The conscious attitude, actions, participation and interactions on the part of the individual traveler directly affect the outcome for all involved. As a thoughtful and responsible traveler there are several things you can do before, during and after your journey to ensure the experience is in line with the values of “ecotourism” and minimize your impact on the host country. It is far easier to simply go on vacation as an uninformed tourist but making the choice to be an informed traveler can have far reaching impacts on the world around us. The more you put into your trip the more you’ll get out of it. The following is a code of conduct for responsible travelers.
1) Prepare for your trip:
Educate yourself about your destination. Be on the lookout for news and current events about the area. Learn about local history, customs and culture as well as vital ecosystems. Learn at least the basics of the local language. A simple hello, please or thank you goes a long way. Approach travel with the desire to learn rather than just observe.
2) Respect local traditions and etiquette:
Wear clothing that is accepted by the local culture. Be aware of people’s sensitivity to being photographed; always ask first. Observe local customs. Be perceptive of your own cultural values and how they affect your judgment of others. Remember that you are the visitor. There are many different concepts of time, personal space, communication etc. which are not wrong or inferior, just different. Act as an example for other travelers who are less informed than you.
3) Avoid ostentatious display of wealth:
What may not seem a display of wealth to you may be considered extravagant by another culture. For example, a camera hanging around your neck or something as simple as a wristwatch or wedding band. Tuck these items away when visiting rural communities. Leave jewelry and other unnecessary valuables at home. They only create barriers and inhibit genuine interactions. Don’t hand out sweets and loose change, this only serves to corrupt and create a begging mentality where none existed before.
4) Be flexible in your expectations:
Approach your adventure with an open mind and you won’t be disappointed. Sometimes plans change and an opportunity for more in-depth learning or a unique cultural experience presents itself. Adapt yourself to the situation rather than trying to adapt the situation to you.
5) Conserve resources:
Often times the resources in an area visited by tourists are under a great deal of pressure already. Be aware of the resources that are being used because of your visit. This includes your personal consumption of items like water and wood for building fires or specialty foods that had to be transported from afar. Don’t allow your guide to hunt endangered or threatened species or harvest rare plants for your consumption. A large luxury hotel in the middle of nowhere takes far more resources to build and maintain than does a small family run inn.

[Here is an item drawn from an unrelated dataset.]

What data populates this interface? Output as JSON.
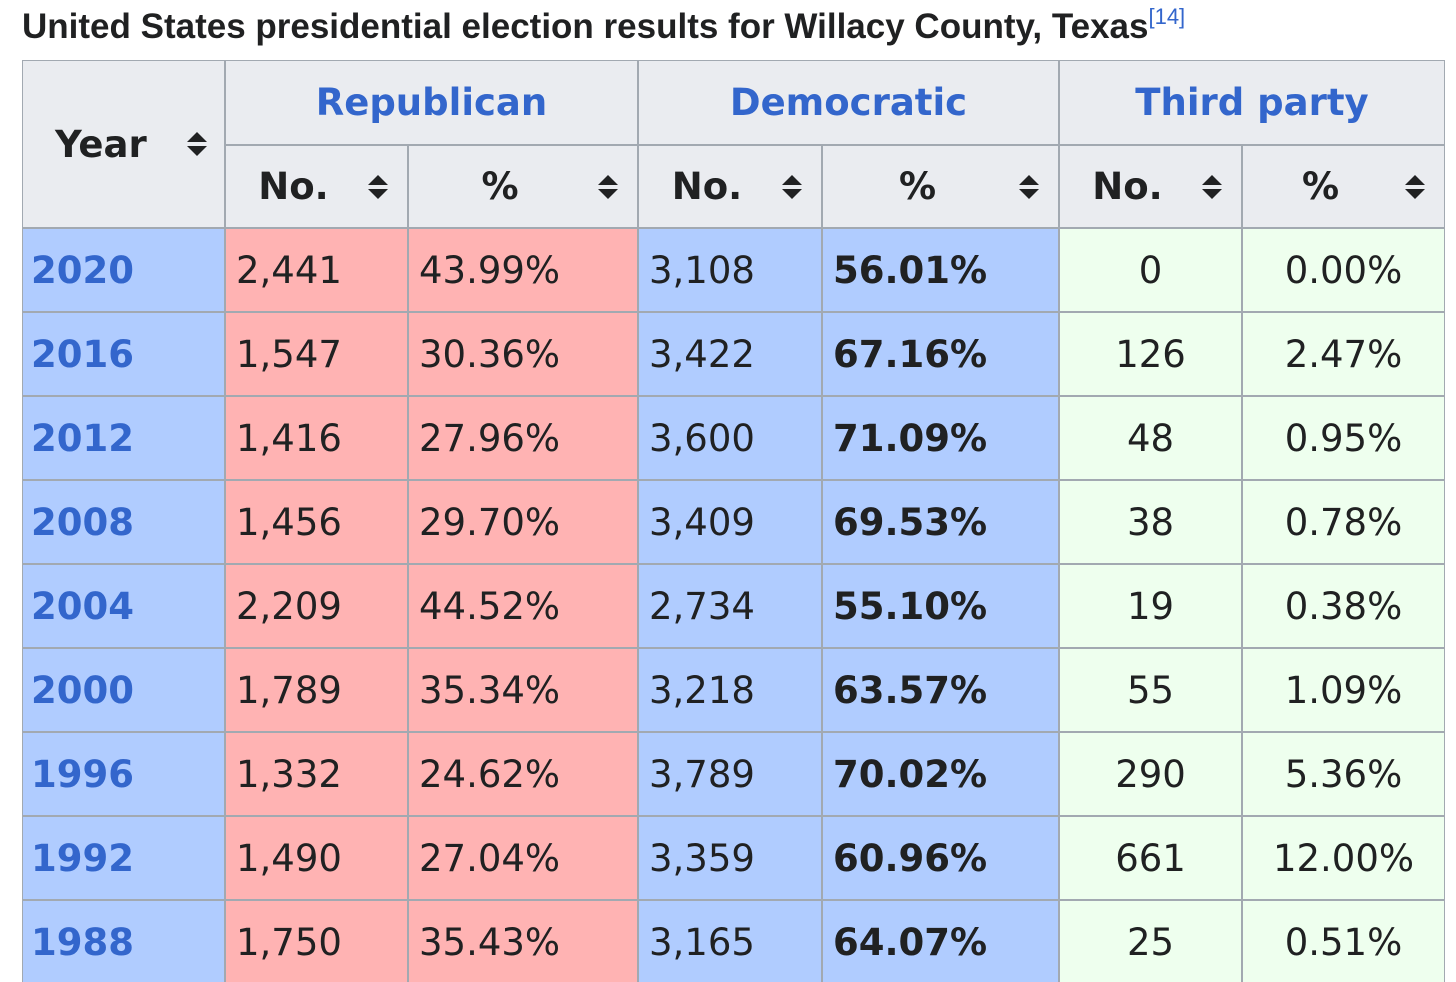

6) Practice environmental minimum impact:
Follow the International Leave No Trace Rules. Pack out everything that you bring in including toilet paper (if there is no toilet) or plastic water bottles (use purification tablets or a filter). Go to the bathroom at least 200 feet (70 paces) from any water source. Remove litter that others left behind. Do not remove any objects, plants or animal products from nature. Be aware of local endangered or threatened species so as not to purchase souvenirs made from their skin, feathers etc. Not only is this impactful on the environment but it is illegal.

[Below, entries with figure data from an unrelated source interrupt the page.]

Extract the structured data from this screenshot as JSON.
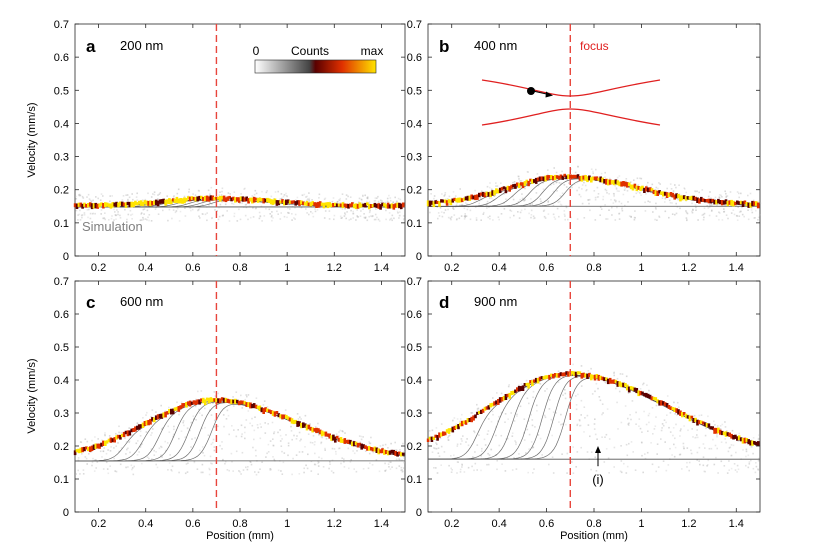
{
  "chart_data": {
    "type": "scatter",
    "description_free": true,
    "xlabel": "Position (mm)",
    "ylabel": "Velocity (mm/s)",
    "xlim": [
      0.1,
      1.5
    ],
    "ylim": [
      0,
      0.7
    ],
    "xticks": [
      0.2,
      0.4,
      0.6,
      0.8,
      1,
      1.2,
      1.4
    ],
    "xtick_labels": [
      "0.2",
      "0.4",
      "0.6",
      "0.8",
      "1",
      "1.2",
      "1.4"
    ],
    "yticks": [
      0,
      0.1,
      0.2,
      0.3,
      0.4,
      0.5,
      0.6,
      0.7
    ],
    "ytick_labels": [
      "0",
      "0.1",
      "0.2",
      "0.3",
      "0.4",
      "0.5",
      "0.6",
      "0.7"
    ],
    "focus_position": 0.7,
    "colors": {
      "focus_line": "#e8453c",
      "focus_text": "#e02020",
      "simulation": "#555555",
      "simulation_label": "#808080",
      "hot_low": "#5a0000",
      "hot_mid": "#e03000",
      "hot_high": "#ffe400"
    },
    "colorbar": {
      "min_label": "0",
      "title": "Counts",
      "max_label": "max"
    },
    "panels": [
      {
        "letter": "a",
        "label": "200 nm",
        "peak": 0.17,
        "baseline": 0.148,
        "annotations": {
          "simulation": "Simulation"
        }
      },
      {
        "letter": "b",
        "label": "400 nm",
        "peak": 0.235,
        "baseline": 0.15,
        "annotations": {
          "focus": "focus"
        }
      },
      {
        "letter": "c",
        "label": "600 nm",
        "peak": 0.335,
        "baseline": 0.155,
        "annotations": {}
      },
      {
        "letter": "d",
        "label": "900 nm",
        "peak": 0.415,
        "baseline": 0.16,
        "annotations": {
          "marker": "(i)"
        }
      }
    ]
  }
}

7) Choosing a tour operator or guide:
Thoroughly research your tour operator or guide by asking them pointed questions about specifically what they do that is “eco” and how they involve the local communities and economies. The “greening of tourism” has led companies to promote themselves as “eco” simply to sell trips. The larger the company with more luxurious accommodations, the less likely it is to be true ecotourism. Be persistent in your inquiries of an international or local tour operator.
8) Support local economies:
How will your visit directly benefit the local economy or entire community? This is an integral part of true ecotourism. Use local transportation, guides, inns, restaurants and markets. This helps create a buffer zone for the environment surrounding protected natural areas by giving locals an economic alternative to potentially destructive practices. Community based ecotourism spreads the wealth and workload.

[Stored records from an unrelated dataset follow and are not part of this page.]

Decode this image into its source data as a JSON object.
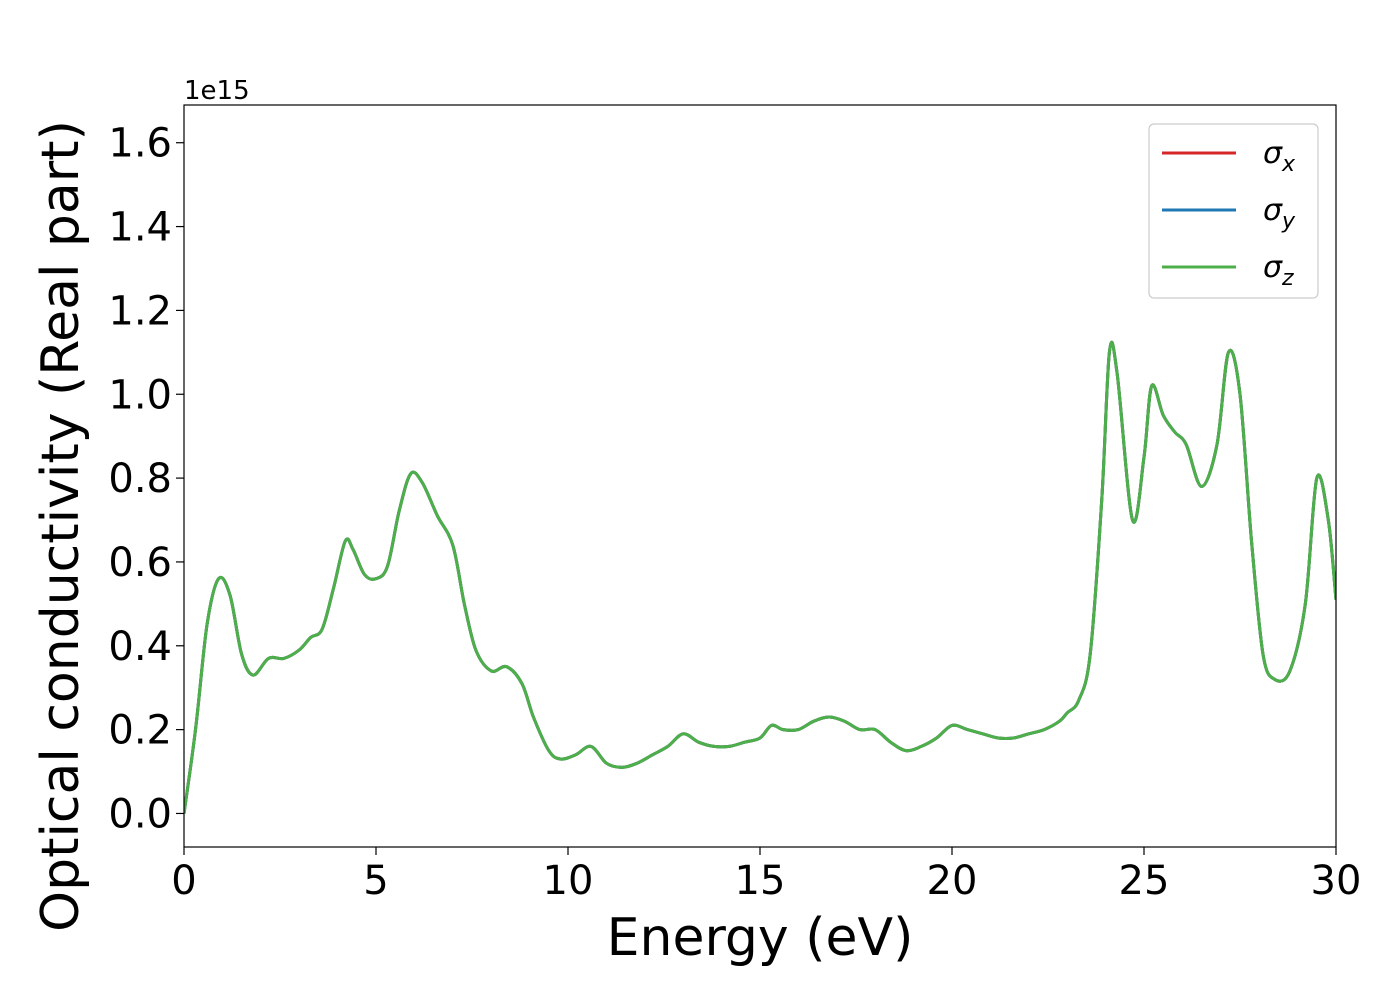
{
  "chart_data": {
    "type": "line",
    "title": "",
    "xlabel": "Energy (eV)",
    "ylabel": "Optical conductivity (Real part)",
    "y_offset_label": "1e15",
    "xlim": [
      0,
      30
    ],
    "ylim": [
      -0.08,
      1.69
    ],
    "x_ticks": [
      0,
      5,
      10,
      15,
      20,
      25,
      30
    ],
    "y_ticks": [
      0.0,
      0.2,
      0.4,
      0.6,
      0.8,
      1.0,
      1.2,
      1.4,
      1.6
    ],
    "x_tick_labels": [
      "0",
      "5",
      "10",
      "15",
      "20",
      "25",
      "30"
    ],
    "y_tick_labels": [
      "0.0",
      "0.2",
      "0.4",
      "0.6",
      "0.8",
      "1.0",
      "1.2",
      "1.4",
      "1.6"
    ],
    "grid": false,
    "legend_position": "top-right",
    "series": [
      {
        "name": "σx",
        "base": "σ",
        "sub": "x",
        "color": "#d62728"
      },
      {
        "name": "σy",
        "base": "σ",
        "sub": "y",
        "color": "#1f77b4"
      },
      {
        "name": "σz",
        "base": "σ",
        "sub": "z",
        "color": "#4daf4a"
      }
    ],
    "x": [
      0,
      0.3,
      0.6,
      0.9,
      1.2,
      1.5,
      1.8,
      2.2,
      2.6,
      3.0,
      3.3,
      3.6,
      3.9,
      4.2,
      4.4,
      4.7,
      5.0,
      5.3,
      5.6,
      5.9,
      6.2,
      6.6,
      7.0,
      7.3,
      7.6,
      8.0,
      8.4,
      8.8,
      9.1,
      9.5,
      9.8,
      10.2,
      10.6,
      11.0,
      11.4,
      11.8,
      12.2,
      12.6,
      13.0,
      13.4,
      13.8,
      14.2,
      14.6,
      15.0,
      15.3,
      15.6,
      16.0,
      16.4,
      16.8,
      17.2,
      17.6,
      18.0,
      18.4,
      18.8,
      19.2,
      19.6,
      20.0,
      20.4,
      20.8,
      21.2,
      21.6,
      22.0,
      22.4,
      22.8,
      23.0,
      23.3,
      23.6,
      23.9,
      24.1,
      24.3,
      24.7,
      25.0,
      25.2,
      25.5,
      25.8,
      26.1,
      26.5,
      26.9,
      27.2,
      27.5,
      27.8,
      28.1,
      28.4,
      28.8,
      29.2,
      29.5,
      29.8,
      30.0
    ],
    "values": [
      0.0,
      0.2,
      0.45,
      0.56,
      0.52,
      0.38,
      0.33,
      0.37,
      0.37,
      0.39,
      0.42,
      0.44,
      0.54,
      0.65,
      0.63,
      0.57,
      0.56,
      0.59,
      0.72,
      0.81,
      0.79,
      0.71,
      0.64,
      0.5,
      0.39,
      0.34,
      0.35,
      0.31,
      0.23,
      0.15,
      0.13,
      0.14,
      0.16,
      0.12,
      0.11,
      0.12,
      0.14,
      0.16,
      0.19,
      0.17,
      0.16,
      0.16,
      0.17,
      0.18,
      0.21,
      0.2,
      0.2,
      0.22,
      0.23,
      0.22,
      0.2,
      0.2,
      0.17,
      0.15,
      0.16,
      0.18,
      0.21,
      0.2,
      0.19,
      0.18,
      0.18,
      0.19,
      0.2,
      0.22,
      0.24,
      0.27,
      0.38,
      0.75,
      1.1,
      1.05,
      0.7,
      0.85,
      1.02,
      0.95,
      0.91,
      0.88,
      0.78,
      0.88,
      1.1,
      1.0,
      0.65,
      0.38,
      0.32,
      0.34,
      0.5,
      0.8,
      0.7,
      0.51
    ]
  }
}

9) Bridging cultural gaps:
Take the opportunity to be a cultural ambassador. Much of the world’s image of western tourists is based on the unrealities of television and magazines. Look for situations for cultural exchange whereby learning about each other’s lives is mutual. Getting to know the person sitting next to you on a local bus or the person cooking your food takes some effort but is often a rewarding experience.
10) Continued ecotourism:
Ecotourism doesn’t need to end with your flight home. Follow through on your commitment to conservation in your everyday life. Share your experiences with others to foster a greater understanding of our world. You will have seen and learned much from your journey. While it is still fresh in your heart and mind take action using the various agencies, grassroots organizations and resources available to you.